On a population scale, this would affect hundred millions of people. At the individual level, this has substantial implications for disease diagnosis, treatment decisions, clinical trial eligibility, as well as access to disability compensation and health insurance coverage. If the prevalence of airflow obstruction is revised downward, this may result in underdiagnosis of airway diseases such as COPD, with resultant missed opportunities for timely interventions including smoking cessation, pulmonary rehabilitation, and vaccination efforts.

Nevertheless, both interpretations of FEV1 and FVC percent-predicted using the race-specific 2012-GLI and race-neutral 2022-GLI reference equations had comparable inverse associations with respiratory symptoms. The lack of association between FVC percent-predicted and chronic bronchitis may be attributed to the low number of individuals with advanced lung disease. Access to spirometry testing remains challenging, particularly in regional or rural areas and low- and middle-income countries27,28,29. Targeted case findings in symptomatic individuals followed by spirometry testing for the diagnosis of airway disease and specialist-delivered interventions reduce subsequent healthcare utilization30. Given the consistent interrelationship between spirometry parameters and dyspnea that appears unaffected by the reference equations used, the importance and relevance of symptom assessment as a clinical indicator for possible underlying respiratory disorders remain19,30,31.

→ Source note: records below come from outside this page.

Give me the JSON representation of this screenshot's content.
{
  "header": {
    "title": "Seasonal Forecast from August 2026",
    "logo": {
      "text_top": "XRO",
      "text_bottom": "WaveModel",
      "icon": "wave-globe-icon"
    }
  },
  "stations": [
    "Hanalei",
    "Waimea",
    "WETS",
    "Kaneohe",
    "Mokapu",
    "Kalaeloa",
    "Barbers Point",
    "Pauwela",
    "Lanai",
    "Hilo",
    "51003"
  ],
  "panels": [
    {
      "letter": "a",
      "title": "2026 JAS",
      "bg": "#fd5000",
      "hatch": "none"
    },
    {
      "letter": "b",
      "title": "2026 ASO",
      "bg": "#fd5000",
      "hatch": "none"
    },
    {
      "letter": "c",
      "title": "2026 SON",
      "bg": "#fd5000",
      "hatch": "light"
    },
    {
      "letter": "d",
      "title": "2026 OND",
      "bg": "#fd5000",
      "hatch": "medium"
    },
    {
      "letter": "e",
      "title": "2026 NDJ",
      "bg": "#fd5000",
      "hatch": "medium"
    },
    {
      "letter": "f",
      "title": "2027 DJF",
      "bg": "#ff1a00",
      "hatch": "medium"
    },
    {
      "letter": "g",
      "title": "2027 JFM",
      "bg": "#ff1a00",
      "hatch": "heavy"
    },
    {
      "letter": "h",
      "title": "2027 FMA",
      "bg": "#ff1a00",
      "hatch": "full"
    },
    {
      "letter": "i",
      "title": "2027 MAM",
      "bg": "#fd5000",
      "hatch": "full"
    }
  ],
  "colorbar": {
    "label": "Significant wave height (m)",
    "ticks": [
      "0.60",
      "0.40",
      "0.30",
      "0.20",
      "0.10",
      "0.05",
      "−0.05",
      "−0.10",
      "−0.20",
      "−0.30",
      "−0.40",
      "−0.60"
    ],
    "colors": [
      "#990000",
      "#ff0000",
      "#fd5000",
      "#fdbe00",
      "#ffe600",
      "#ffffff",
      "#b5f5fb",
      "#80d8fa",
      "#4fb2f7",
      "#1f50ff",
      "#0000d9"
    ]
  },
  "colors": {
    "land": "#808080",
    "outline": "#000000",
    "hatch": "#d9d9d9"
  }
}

While z-scores are recommended for interpreting lung function to remove bias attributed to age, height, and sex32percent-predicted values continue to be widely used in clinical practice. The longitudinal changes in FEV1 and FVC percent-predicted values based on the race-specific 2012-GLI and race-neutral 2022-GLI reference equations were significantly different, although the absolute magnitudes were not large. Although both GLI equations generate percent-predicted values using the same absolute decline in lung function,, the switch of reference equations can potentially affect the evaluation of serial measurements for FEV1 and FVC percent-predicted values with overestimation of an apparent change33. However, given the small magnitude of the differences, its clinical significance may be debatable depending on the context with increased relevance in individuals with borderline normal or abnormal spirometry measurements. During the transition period of switching reference equations, it is essential to heighten the awareness to avoid erroneous interpretation and the downstream consequences.

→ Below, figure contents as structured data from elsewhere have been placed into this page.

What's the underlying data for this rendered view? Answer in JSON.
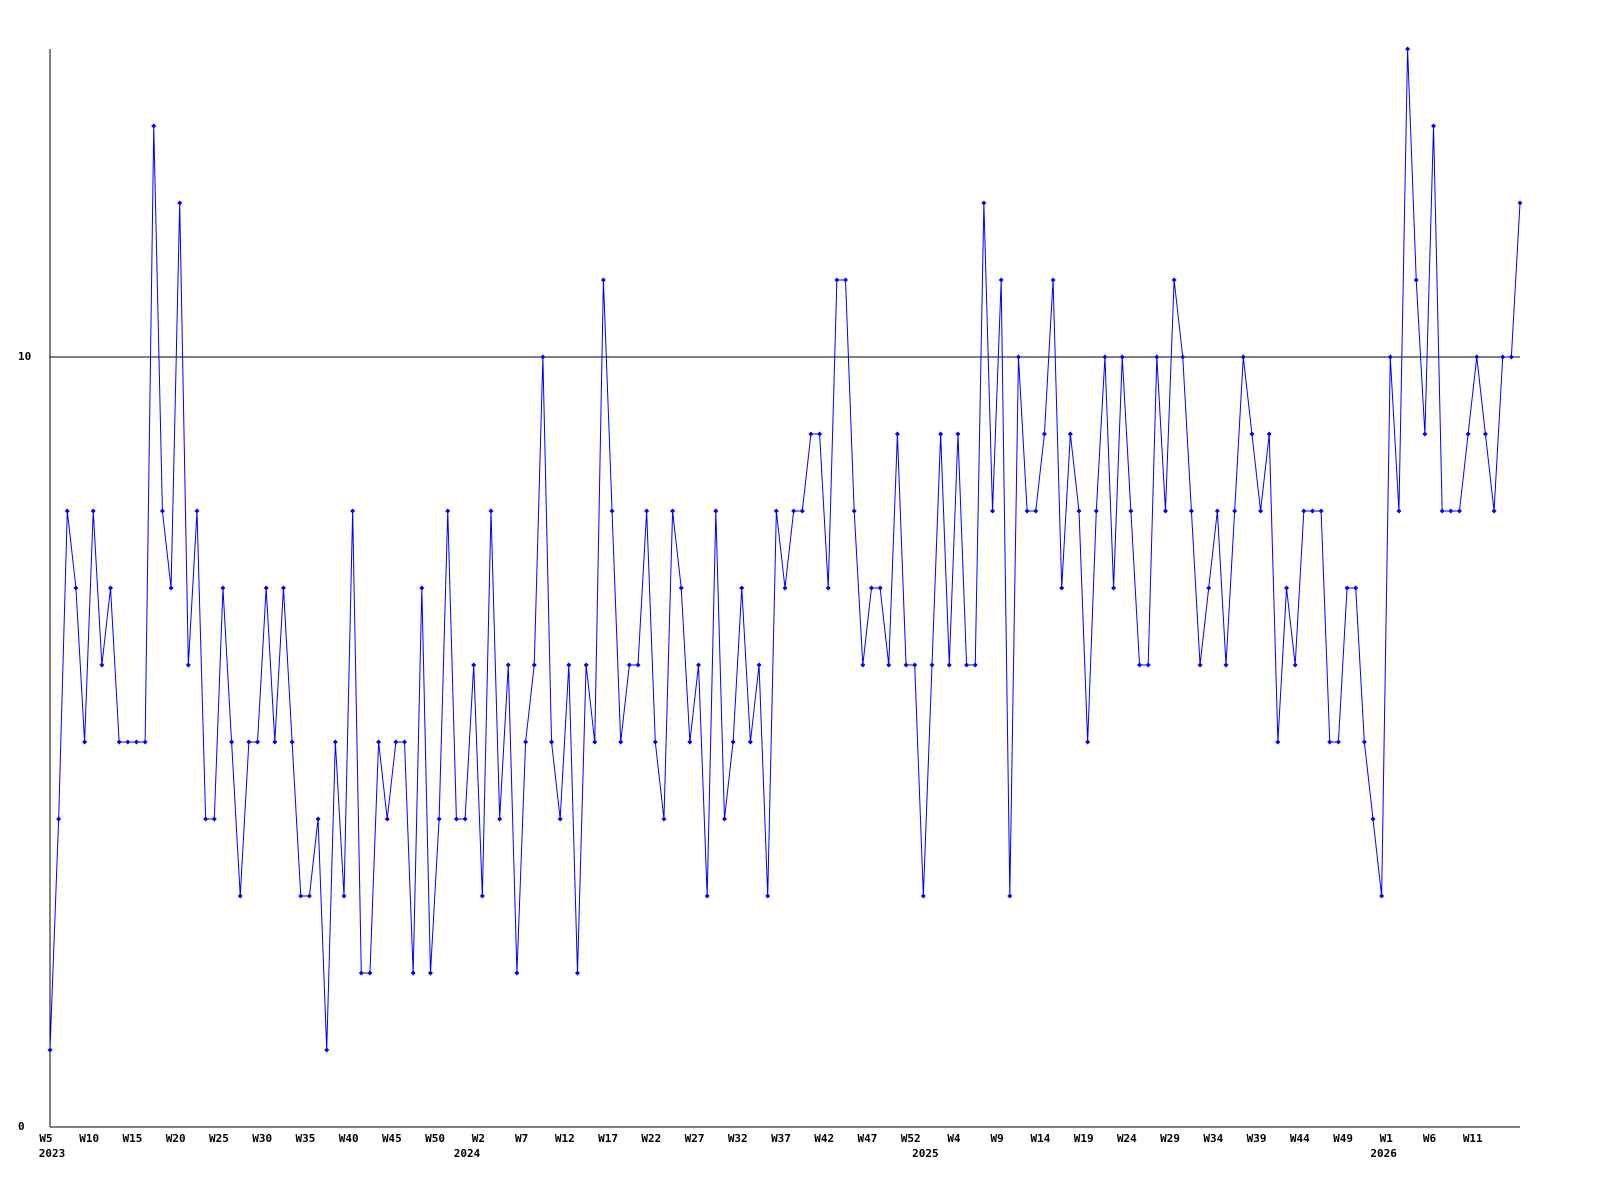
{
  "chart_data": {
    "type": "line",
    "categories": [
      "W5",
      null,
      null,
      null,
      null,
      "W10",
      null,
      null,
      null,
      null,
      "W15",
      null,
      null,
      null,
      null,
      "W20",
      null,
      null,
      null,
      null,
      "W25",
      null,
      null,
      null,
      null,
      "W30",
      null,
      null,
      null,
      null,
      "W35",
      null,
      null,
      null,
      null,
      "W40",
      null,
      null,
      null,
      null,
      "W45",
      null,
      null,
      null,
      null,
      "W50",
      null,
      null,
      null,
      null,
      "W2",
      null,
      null,
      null,
      null,
      "W7",
      null,
      null,
      null,
      null,
      "W12",
      null,
      null,
      null,
      null,
      "W17",
      null,
      null,
      null,
      null,
      "W22",
      null,
      null,
      null,
      null,
      "W27",
      null,
      null,
      null,
      null,
      "W32",
      null,
      null,
      null,
      null,
      "W37",
      null,
      null,
      null,
      null,
      "W42",
      null,
      null,
      null,
      null,
      "W47",
      null,
      null,
      null,
      null,
      "W52",
      null,
      null,
      null,
      null,
      "W4",
      null,
      null,
      null,
      null,
      "W9",
      null,
      null,
      null,
      null,
      "W14",
      null,
      null,
      null,
      null,
      "W19",
      null,
      null,
      null,
      null,
      "W24",
      null,
      null,
      null,
      null,
      "W29",
      null,
      null,
      null,
      null,
      "W34",
      null,
      null,
      null,
      null,
      "W39",
      null,
      null,
      null,
      null,
      "W44",
      null,
      null,
      null,
      null,
      "W49",
      null,
      null,
      null,
      null,
      "W1",
      null,
      null,
      null,
      null,
      "W6",
      null,
      null,
      null,
      null,
      "W11",
      null,
      null,
      null,
      null,
      null
    ],
    "years": [
      "2023",
      null,
      null,
      null,
      null,
      null,
      null,
      null,
      null,
      null,
      null,
      null,
      null,
      null,
      null,
      null,
      null,
      null,
      null,
      null,
      null,
      null,
      null,
      null,
      null,
      null,
      null,
      null,
      null,
      null,
      null,
      null,
      null,
      null,
      null,
      null,
      null,
      null,
      null,
      null,
      null,
      null,
      null,
      null,
      null,
      null,
      null,
      null,
      "2024",
      null,
      null,
      null,
      null,
      null,
      null,
      null,
      null,
      null,
      null,
      null,
      null,
      null,
      null,
      null,
      null,
      null,
      null,
      null,
      null,
      null,
      null,
      null,
      null,
      null,
      null,
      null,
      null,
      null,
      null,
      null,
      null,
      null,
      null,
      null,
      null,
      null,
      null,
      null,
      null,
      null,
      null,
      null,
      null,
      null,
      null,
      null,
      null,
      null,
      null,
      null,
      null,
      "2025",
      null,
      null,
      null,
      null,
      null,
      null,
      null,
      null,
      null,
      null,
      null,
      null,
      null,
      null,
      null,
      null,
      null,
      null,
      null,
      null,
      null,
      null,
      null,
      null,
      null,
      null,
      null,
      null,
      null,
      null,
      null,
      null,
      null,
      null,
      null,
      null,
      null,
      null,
      null,
      null,
      null,
      null,
      null,
      null,
      null,
      null,
      null,
      null,
      null,
      null,
      null,
      null,
      "2026",
      null,
      null,
      null,
      null,
      null,
      null,
      null,
      null,
      null,
      null,
      null,
      null,
      null,
      null,
      null,
      null
    ],
    "series": [
      {
        "color": "#0000ff",
        "values": [
          1,
          4,
          8,
          7,
          5,
          8,
          6,
          7,
          5,
          5,
          5,
          5,
          13,
          8,
          7,
          12,
          6,
          8,
          4,
          4,
          7,
          5,
          3,
          5,
          5,
          7,
          5,
          7,
          5,
          3,
          3,
          4,
          1,
          5,
          3,
          8,
          2,
          2,
          5,
          4,
          5,
          5,
          2,
          7,
          2,
          4,
          8,
          4,
          4,
          6,
          3,
          8,
          4,
          6,
          2,
          5,
          6,
          10,
          5,
          4,
          6,
          2,
          6,
          5,
          11,
          8,
          5,
          6,
          6,
          8,
          5,
          4,
          8,
          7,
          5,
          6,
          3,
          8,
          4,
          5,
          7,
          5,
          6,
          3,
          8,
          7,
          8,
          8,
          9,
          9,
          7,
          11,
          11,
          8,
          6,
          7,
          7,
          6,
          9,
          6,
          6,
          3,
          6,
          9,
          6,
          9,
          6,
          6,
          12,
          8,
          11,
          3,
          10,
          8,
          8,
          9,
          11,
          7,
          9,
          8,
          5,
          8,
          10,
          7,
          10,
          8,
          6,
          6,
          10,
          8,
          11,
          10,
          8,
          6,
          7,
          8,
          6,
          8,
          10,
          9,
          8,
          9,
          5,
          7,
          6,
          8,
          8,
          8,
          5,
          5,
          7,
          7,
          5,
          4,
          3,
          10,
          8,
          14,
          11,
          9,
          13,
          8,
          8,
          8,
          9,
          10,
          9,
          8,
          10,
          10,
          12
        ]
      }
    ],
    "ylim": [
      0,
      14
    ],
    "yticks": [
      0,
      10
    ],
    "grid": true
  }
}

There are a few limitations to our study. Given that this was a population-based cohort, the percentages of individuals with lung function impairment were low. Still, the large study size allowed the evaluation to add to our understanding on the implications of applying the race-neutral 2022-GLI reference equations in Northeast Asians, which is lacking in the literature. Similar to other longitudinal cohort studies, there were dropouts during the follow-ups for the KoGES cohort, although the retention rate was above 62% 15. While evaluation of airway obstruction was determined using pre-bronchodilator values as post-bronchodilator measurements were not obtained in this cohort, this approach has previously been used in other population studies3,34. As the last follow-ups for spirometry measurements were performed in 2013–2014, there was no more recent data for evaluation. As survival data was not available, evaluation of the relationship with spirometry interpretations using different GLI reference equations could not be performed.

Conclusions

Application of the race-neutral 2022-GLI spirometry reference equations has substantial clinical implications in over 27 to 40 million Northeast Asians with reduced diagnosis of lung function impairment and medical disability, despite adequate agreements with the race-specific 2012-GLI spirometry reference equations in the majority of individuals. Nevertheless, respiratory symptoms, in particular dyspnea, remains a useful surrogate marker for impaired spirometry measurements. Our results highlight the importance of evaluating the consequences of switching reference equations for lung function interpretation in populations of different racial and ethnicity backgrounds, which are critical to inform clinical adoption and patient care.